I remember, when I was at school, we would have a 10-minute storytelling session where we'd all sit on the floor cross-legged, and the teacher would read. It became something we all really looked forward to. That was part of the reason I grew to love stories.
What I would like to do is make sure every primary school child has a library card, so where parents don't get their children library cards, we'll see if we can get schools to step in and make sure that every child has one.
What I want is to try and get across the idea that reading for pleasure is so beneficial. And turn children on who have maybe been switched off reading or never found a love of it in the first place.
Part of my job as Children's Laureate is to visit schools and talk about my love of books and stories and encourage them all to do it as well - to read, to write, to never be afraid of their own voice. Because we all have something to say.
We had a few non-fiction books at home, but my dad was of the opinion that fiction was a complete and utter waste of time because it wasn't real - so what was the point of reading it?
What I wanted to do was use literature and different kinds of stories and poems as a springboard, tapping into the creativity of our teens - I wanted teenagers to come up with their own creative responses to literature - using books themselves as a starting point.

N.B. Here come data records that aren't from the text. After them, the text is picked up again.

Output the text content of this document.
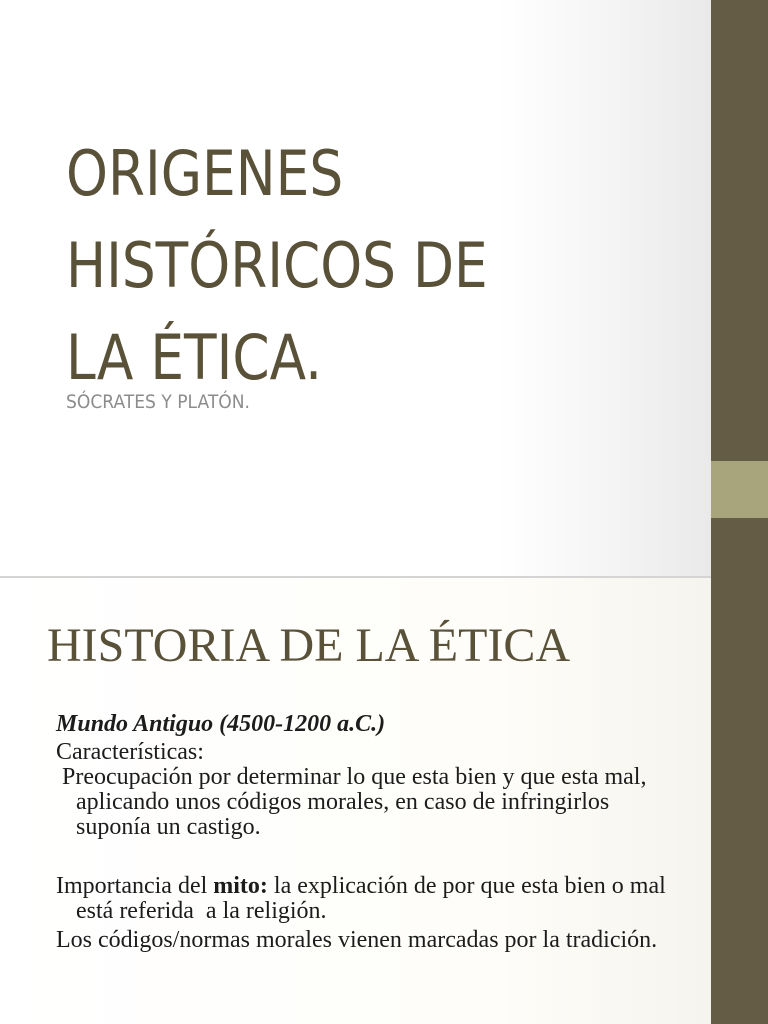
ORIGENES
HISTÓRICOS DE
LA ÉTICA.

SÓCRATES Y PLATÓN.

HISTORIA DE LA ÉTICA

Mundo Antiguo (4500-1200 a.C.)

Características:

Preocupación por determinar lo que esta bien y que esta mal, aplicando unos códigos morales, en caso de infringirlos suponía un castigo.

Importancia del mito: la explicación de por que esta bien o mal está referida  a la religión.

Los códigos/normas morales vienen marcadas por la tradición.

I think what we need, especially in publishing, is more commissioning editors and editors who are people of colour.
Shakespeare's 'Othello' was inspired by Cinthio's 'A Moorish Captain'; his 'Hamlet' came from Saxo Grammaticus's 'Amleth.'
Books teach children to see the world through the eyes of others and empathise with others. It's about the story.
I have encountered those who feel that libraries have served their purpose and are no longer needed. There are those who consider them a soft target when it comes to local authority budget cuts. In certain political quarters, there is a refusal to see that our public library service needs active protection.

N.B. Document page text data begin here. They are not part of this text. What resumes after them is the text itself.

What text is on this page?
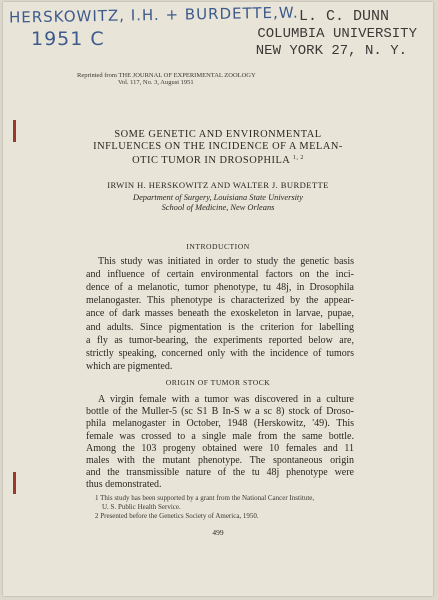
HERSKOWITZ, I.H. + BURDETTE,W.
1951 C
L. C. DUNN
COLUMBIA UNIVERSITY
NEW YORK 27, N. Y.
Reprinted from THE JOURNAL OF EXPERIMENTAL ZOOLOGY
Vol. 117, No. 3, August 1951
SOME GENETIC AND ENVIRONMENTAL
INFLUENCES ON THE INCIDENCE OF A MELAN-
OTIC TUMOR IN DROSOPHILA $^{1, 2}$
IRWIN H. HERSKOWITZ AND WALTER J. BURDETTE
Department of Surgery, Louisiana State University
School of Medicine, New Orleans
INTRODUCTION
This study was initiated in order to study the genetic basis
and influence of certain environmental factors on the inci-
dence of a melanotic, tumor phenotype, tu 48j, in Drosophila
melanogaster. This phenotype is characterized by the appear-
ance of dark masses beneath the exoskeleton in larvae, pupae,
and adults. Since pigmentation is the criterion for labelling
a fly as tumor-bearing, the experiments reported below are,
strictly speaking, concerned only with the incidence of tumors
which are pigmented.
ORIGIN OF TUMOR STOCK
A virgin female with a tumor was discovered in a culture
bottle of the Muller-5 (sc S1 B In-S w a sc 8) stock of Droso-
phila melanogaster in October, 1948 (Herskowitz, '49). This
female was crossed to a single male from the same bottle.
Among the 103 progeny obtained were 10 females and 11
males with the mutant phenotype. The spontaneous origin
and the transmissible nature of the tu 48j phenotype were
thus demonstrated.
1 This study has been supported by a grant from the National Cancer Institute,
U. S. Public Health Service.
2 Presented before the Genetics Society of America, 1950.
499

If a child wants to read 'Twilight' over Middlemarch, they should be encouraged - the important thing is to get them reading in the first place.

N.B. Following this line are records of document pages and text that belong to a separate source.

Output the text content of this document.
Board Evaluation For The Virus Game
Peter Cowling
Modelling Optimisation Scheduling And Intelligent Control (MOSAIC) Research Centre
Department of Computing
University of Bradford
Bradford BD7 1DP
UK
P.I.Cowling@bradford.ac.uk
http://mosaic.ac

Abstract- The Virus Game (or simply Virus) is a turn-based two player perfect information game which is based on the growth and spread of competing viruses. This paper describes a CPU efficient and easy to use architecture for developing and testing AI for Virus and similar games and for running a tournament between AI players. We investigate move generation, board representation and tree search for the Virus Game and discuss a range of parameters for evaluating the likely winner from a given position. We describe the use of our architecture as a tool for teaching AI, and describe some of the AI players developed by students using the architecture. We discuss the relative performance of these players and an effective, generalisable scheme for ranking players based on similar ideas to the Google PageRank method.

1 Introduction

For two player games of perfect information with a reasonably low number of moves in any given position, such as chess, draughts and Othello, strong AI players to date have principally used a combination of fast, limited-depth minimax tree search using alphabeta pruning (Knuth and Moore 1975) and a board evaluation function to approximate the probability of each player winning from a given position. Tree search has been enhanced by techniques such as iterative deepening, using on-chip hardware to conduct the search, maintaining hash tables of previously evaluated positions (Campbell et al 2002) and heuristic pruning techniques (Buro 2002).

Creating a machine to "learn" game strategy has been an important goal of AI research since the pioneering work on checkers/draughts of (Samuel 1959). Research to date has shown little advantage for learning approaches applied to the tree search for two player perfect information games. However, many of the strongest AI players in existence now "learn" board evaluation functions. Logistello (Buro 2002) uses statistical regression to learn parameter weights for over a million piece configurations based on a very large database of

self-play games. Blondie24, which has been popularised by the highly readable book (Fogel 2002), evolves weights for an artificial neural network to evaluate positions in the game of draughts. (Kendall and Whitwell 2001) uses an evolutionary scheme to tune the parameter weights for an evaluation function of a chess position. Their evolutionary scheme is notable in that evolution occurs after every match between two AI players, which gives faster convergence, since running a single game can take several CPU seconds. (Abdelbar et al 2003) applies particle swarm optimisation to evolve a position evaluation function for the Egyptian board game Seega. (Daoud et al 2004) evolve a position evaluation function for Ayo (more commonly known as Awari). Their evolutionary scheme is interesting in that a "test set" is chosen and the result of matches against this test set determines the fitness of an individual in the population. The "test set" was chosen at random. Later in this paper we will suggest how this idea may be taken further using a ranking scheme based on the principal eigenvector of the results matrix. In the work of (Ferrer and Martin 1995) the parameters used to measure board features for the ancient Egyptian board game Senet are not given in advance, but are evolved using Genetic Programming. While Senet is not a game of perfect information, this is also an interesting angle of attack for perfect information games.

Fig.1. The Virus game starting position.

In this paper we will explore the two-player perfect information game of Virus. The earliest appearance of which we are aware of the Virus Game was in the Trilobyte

When I wrote 'Noughts and Crosses', I was halfway through it when I realised this was very like 'Romeo and Juliet'... as long as you make it your own, and put your own spin on it, I think it's brilliant to use other great work to find your own voice.
You can have all the talent in the world, but without determination, you won't get very far.
What I'm trying to do is to write a story. If you take something from it, that's wonderful; if you don't, that's wonderful as well.
I think fan fiction is the way most writers start, and the same goes for music and design.
We need more people working in the publishing industry itself who are people of colour.
I don't believe in regrets. There are a few things I'd do differently, but I can't go back in time and redo them, however much I might wish to. All I can do is learn from past mistakes and move forward.
In a television interview, I said that diversity in our children's books should include the adventures of disabled children, travellers and gipsies, LGBT teens, different cultures, classes, colours, religions. It shouldn't be a token gesture, nor do such stories need to be 'issue-based'.
Children will go with any story as long as it's good, but white adults sometimes think that if a black child's on the cover, it is perhaps not for them.
I personally, as a teenager, didn't like books I felt were trying to preach to me... I did not believe in happy endings. I wanted to read books which reflected life as I thought I knew it.